40/01 Verwaltungsverfahren;

Norm

AVG §71;

Betreff

Der Verwaltungsgerichtshof hat durch den Vorsitzenden Senatspräsident Dr. Hoffmann und die Hofräte Dr. Fürnsinn und Dr. Germ als Richter, im Beisein des Schriftführers Mag. Simetzberger, über die Beschwerde des M in S, vertreten durch Dr. R, Rechtsanwalt, gegen den Bescheid des Unabhängigen Verwaltungssenates Salzburg vom 19. Jänner 1995, Zl. UVS-11/234/3-1995, betreffend Abweisung einer Berufung in Angelegenheit eines Wiedereinsetzungsantrages, zu Recht erkannt:

Spruch

Die Beschwerde wird als unbegründet abgewiesen.

Begründung

Der Verwaltungsgerichtshof geht auf Grund der Beschwerde und des mit der Beschwerde vorgelegten angefochtenen Bescheides von Folgendem aus:

Vom Magistrat Salzburg erging am 7. Jänner 1994 gegen den Beschwerdeführer ein Straferkenntnis, welches dem Beschwerdevertreter am 12. Jänner 1994 zugestellt wurde. Die Frist für die Erhebung einer Berufung gegen dieses Straferkenntnis lief damit am 26. Jänner 1994 ab.
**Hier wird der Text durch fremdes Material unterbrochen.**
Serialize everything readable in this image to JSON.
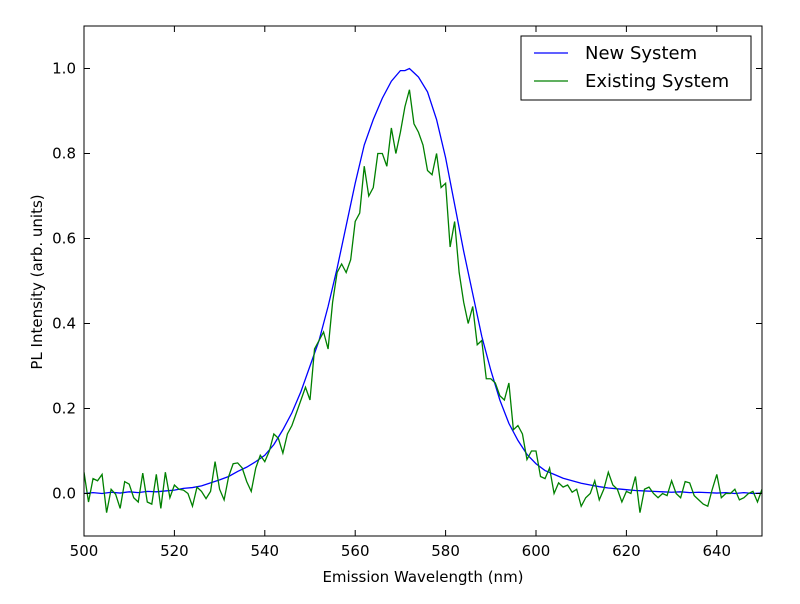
{
  "chart_data": {
    "type": "line",
    "title": "",
    "xlabel": "Emission Wavelength (nm)",
    "ylabel": "PL Intensity (arb. units)",
    "xlim": [
      500,
      650
    ],
    "ylim": [
      -0.1,
      1.1
    ],
    "xticks": [
      500,
      520,
      540,
      560,
      580,
      600,
      620,
      640
    ],
    "yticks": [
      0.0,
      0.2,
      0.4,
      0.6,
      0.8,
      1.0
    ],
    "xtick_labels": [
      "500",
      "520",
      "540",
      "560",
      "580",
      "600",
      "620",
      "640"
    ],
    "ytick_labels": [
      "0.0",
      "0.2",
      "0.4",
      "0.6",
      "0.8",
      "1.0"
    ],
    "grid": false,
    "legend_position": "top-right",
    "series": [
      {
        "name": "New System",
        "color": "#0000ff",
        "x": [
          500,
          502,
          504,
          506,
          508,
          510,
          512,
          514,
          516,
          518,
          520,
          522,
          524,
          526,
          528,
          530,
          532,
          534,
          536,
          538,
          540,
          542,
          544,
          546,
          548,
          550,
          552,
          554,
          556,
          558,
          560,
          562,
          564,
          566,
          568,
          570,
          571,
          572,
          573,
          574,
          576,
          578,
          580,
          582,
          584,
          586,
          588,
          590,
          592,
          594,
          596,
          598,
          600,
          602,
          604,
          606,
          608,
          610,
          612,
          614,
          616,
          618,
          620,
          622,
          624,
          626,
          628,
          630,
          632,
          634,
          636,
          638,
          640,
          642,
          644,
          646,
          648,
          650
        ],
        "y": [
          0.0,
          0.002,
          0.0,
          0.003,
          0.001,
          0.004,
          0.002,
          0.005,
          0.004,
          0.006,
          0.008,
          0.012,
          0.014,
          0.018,
          0.025,
          0.032,
          0.04,
          0.052,
          0.062,
          0.075,
          0.09,
          0.115,
          0.15,
          0.19,
          0.24,
          0.3,
          0.36,
          0.44,
          0.53,
          0.63,
          0.73,
          0.82,
          0.88,
          0.93,
          0.97,
          0.995,
          0.995,
          1.0,
          0.99,
          0.98,
          0.945,
          0.88,
          0.79,
          0.68,
          0.57,
          0.47,
          0.37,
          0.29,
          0.22,
          0.165,
          0.125,
          0.092,
          0.07,
          0.054,
          0.045,
          0.036,
          0.03,
          0.024,
          0.02,
          0.016,
          0.013,
          0.011,
          0.009,
          0.007,
          0.006,
          0.005,
          0.004,
          0.003,
          0.004,
          0.002,
          0.003,
          0.002,
          0.001,
          0.002,
          0.0,
          0.002,
          0.0,
          0.001
        ]
      },
      {
        "name": "Existing System",
        "color": "#008000",
        "x": [
          500,
          501,
          502,
          503,
          504,
          505,
          506,
          507,
          508,
          509,
          510,
          511,
          512,
          513,
          514,
          515,
          516,
          517,
          518,
          519,
          520,
          521,
          522,
          523,
          524,
          525,
          526,
          527,
          528,
          529,
          530,
          531,
          532,
          533,
          534,
          535,
          536,
          537,
          538,
          539,
          540,
          541,
          542,
          543,
          544,
          545,
          546,
          547,
          548,
          549,
          550,
          551,
          552,
          553,
          554,
          555,
          556,
          557,
          558,
          559,
          560,
          561,
          562,
          563,
          564,
          565,
          566,
          567,
          568,
          569,
          570,
          571,
          572,
          573,
          574,
          575,
          576,
          577,
          578,
          579,
          580,
          581,
          582,
          583,
          584,
          585,
          586,
          587,
          588,
          589,
          590,
          591,
          592,
          593,
          594,
          595,
          596,
          597,
          598,
          599,
          600,
          601,
          602,
          603,
          604,
          605,
          606,
          607,
          608,
          609,
          610,
          611,
          612,
          613,
          614,
          615,
          616,
          617,
          618,
          619,
          620,
          621,
          622,
          623,
          624,
          625,
          626,
          627,
          628,
          629,
          630,
          631,
          632,
          633,
          634,
          635,
          636,
          637,
          638,
          639,
          640,
          641,
          642,
          643,
          644,
          645,
          646,
          647,
          648,
          649,
          650
        ],
        "y": [
          0.05,
          -0.02,
          0.035,
          0.03,
          0.045,
          -0.045,
          0.01,
          -0.002,
          -0.035,
          0.028,
          0.022,
          -0.01,
          -0.02,
          0.048,
          -0.02,
          -0.025,
          0.045,
          -0.035,
          0.05,
          -0.01,
          0.02,
          0.01,
          0.008,
          0.0,
          -0.03,
          0.015,
          0.005,
          -0.012,
          0.005,
          0.075,
          0.01,
          -0.015,
          0.04,
          0.07,
          0.072,
          0.06,
          0.028,
          0.005,
          0.06,
          0.09,
          0.075,
          0.1,
          0.14,
          0.13,
          0.095,
          0.14,
          0.16,
          0.19,
          0.22,
          0.25,
          0.22,
          0.34,
          0.36,
          0.38,
          0.34,
          0.45,
          0.52,
          0.54,
          0.52,
          0.55,
          0.64,
          0.66,
          0.77,
          0.7,
          0.72,
          0.8,
          0.8,
          0.77,
          0.86,
          0.8,
          0.85,
          0.91,
          0.95,
          0.87,
          0.85,
          0.82,
          0.76,
          0.75,
          0.8,
          0.72,
          0.73,
          0.58,
          0.64,
          0.52,
          0.45,
          0.4,
          0.44,
          0.35,
          0.36,
          0.27,
          0.27,
          0.26,
          0.23,
          0.22,
          0.26,
          0.15,
          0.16,
          0.14,
          0.08,
          0.1,
          0.1,
          0.04,
          0.035,
          0.06,
          0.0,
          0.025,
          0.015,
          0.02,
          0.003,
          0.01,
          -0.03,
          -0.01,
          0.0,
          0.03,
          -0.015,
          0.01,
          0.05,
          0.02,
          0.01,
          -0.02,
          0.005,
          0.0,
          0.04,
          -0.045,
          0.01,
          0.015,
          0.0,
          -0.01,
          0.0,
          -0.005,
          0.03,
          0.0,
          -0.01,
          0.028,
          0.025,
          -0.005,
          -0.015,
          -0.025,
          -0.03,
          0.01,
          0.045,
          -0.01,
          0.0,
          0.0,
          0.01,
          -0.015,
          -0.01,
          0.0,
          0.005,
          -0.02,
          0.01
        ]
      }
    ]
  }
}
Der Beschwerdevertreter brachte erst am 27. Jänner 1994 die Berufung ein, die zurückgewiesen wurde.

Der daraufhin am 28. März 1994 eingebrachte Wiedereinsetzungsantrag wurde mit Bescheid des Magistrates Salzburg vom 27. Juni 1994 als unbegründet abgewiesen.

Gegen diese Entscheidung wurde am 18. Juli 1994 fristgerecht das Rechtsmittel der Berufung eingebracht, dem mit dem angefochtenen Bescheid gemäß § 66 Abs. 4 in Verbindung mit § 71 AVG keine Folge gegeben wurde.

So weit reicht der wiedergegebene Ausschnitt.